The Do Not Call Registry, initiated in 2003, has been widely acclaimed for allowing Americans to eat their suppers in peace. Some 150 million people have listed their phones on the registry, which prohibits calls from telemarketers.
"I remember times we just used to take our phones off the hook," said Rep. Mike Doyle, D-Pa., a leader on the issue, recalling pre-registry days.
"Consumers without exception hate the annoyance of intrusive telemarketer calls at dinnertime," said Chris Murray, senior counsel for Consumers Union. "When nearly every American household has taken the time to register, that says something really strong."
Rep. Michael Burgess, R-Texas, put it in political terms: "With a 10% approval rating it is incumbent upon us to continue to pass legislation that is indeed popular."
The House passed by voice vote and sent to the president a bill to make permanent the authority of the Federal Trade Commission to collect fees to run the program. "My legislation keeps the program free, simple and effective for consumers," said Sen. Mark Pryor, D-Ark., sponsor of the Senate bill.
Telemarketers pay annual fees of up to $17,050 and must search the registry every month and drop from call lists the phone numbers of consumers who have registered.
The Congressional Budget Office said the fees will bring in $107 million over the next five years. Consumers can remove their numbers from the list at any time.
The Senate later approved by a voice vote and sent to the White House a bill, promoted by Sen. Byron Dorgan, D-N.D., to make the list permanent, overturning an FTC rule that people re-register their phone numbers every five years. The FTC reasoned that re-registering would update the list to account for people who move and switch their phone numbers.
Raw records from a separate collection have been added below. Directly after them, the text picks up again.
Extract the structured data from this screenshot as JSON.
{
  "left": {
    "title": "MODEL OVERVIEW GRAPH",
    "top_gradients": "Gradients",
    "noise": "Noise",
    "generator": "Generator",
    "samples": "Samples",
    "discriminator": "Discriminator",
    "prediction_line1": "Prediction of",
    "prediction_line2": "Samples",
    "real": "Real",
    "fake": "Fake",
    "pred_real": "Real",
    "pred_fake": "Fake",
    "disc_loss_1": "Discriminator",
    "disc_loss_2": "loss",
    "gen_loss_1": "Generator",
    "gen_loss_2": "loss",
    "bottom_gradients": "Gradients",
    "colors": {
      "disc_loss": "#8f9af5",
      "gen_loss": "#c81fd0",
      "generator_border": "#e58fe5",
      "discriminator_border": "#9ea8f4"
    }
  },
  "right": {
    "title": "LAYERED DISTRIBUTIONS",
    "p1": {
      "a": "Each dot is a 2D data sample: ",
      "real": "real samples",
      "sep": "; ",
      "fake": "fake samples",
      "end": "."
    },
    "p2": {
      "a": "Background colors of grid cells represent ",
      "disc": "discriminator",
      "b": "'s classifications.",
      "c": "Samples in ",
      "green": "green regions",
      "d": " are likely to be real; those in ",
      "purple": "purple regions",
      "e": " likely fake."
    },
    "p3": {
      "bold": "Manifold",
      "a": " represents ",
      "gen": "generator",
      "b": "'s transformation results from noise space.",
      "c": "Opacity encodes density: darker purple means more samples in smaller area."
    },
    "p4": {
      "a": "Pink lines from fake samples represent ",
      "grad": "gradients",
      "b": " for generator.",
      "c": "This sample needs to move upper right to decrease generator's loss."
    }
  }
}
Critics argued that the list is already scrubbed each month of numbers that have been disconnected and reassigned to new customers.
David Certner, legislative policy director at AARP, said that some 50 million phone numbers could be dropped off the list in September without a change in a rule that most Americans are unaware of. The FTC has given assurances it would wait for congressional action before eliminating any numbers.
The AARP has been active on the issue from the beginning, Certner said, both because seniors are more susceptible to telemarketer fraud and may not have the mobility to answer repeated calls. "For some seniors these calls are more than just a minor inconvenience."
Violating the Do Not Call Registry subjects telemarketers to civil penalties up to $11,000 per violation. Last November the FTC announced nearly $7.7 million in settlements with six companies accused of calling people on the list.
In all, said Rep. Cliff Stearns, R-Fla., sponsor of the House's fee extension bill, the FTC has collected $25 million in civil penalties and relief for consumers.
Organizations engaged in charitable, political and survey work are exempt from the restrictions. Also, companies that have an established business relationship with a customer may call for up to 18 months after the last purchase, payment or delivery.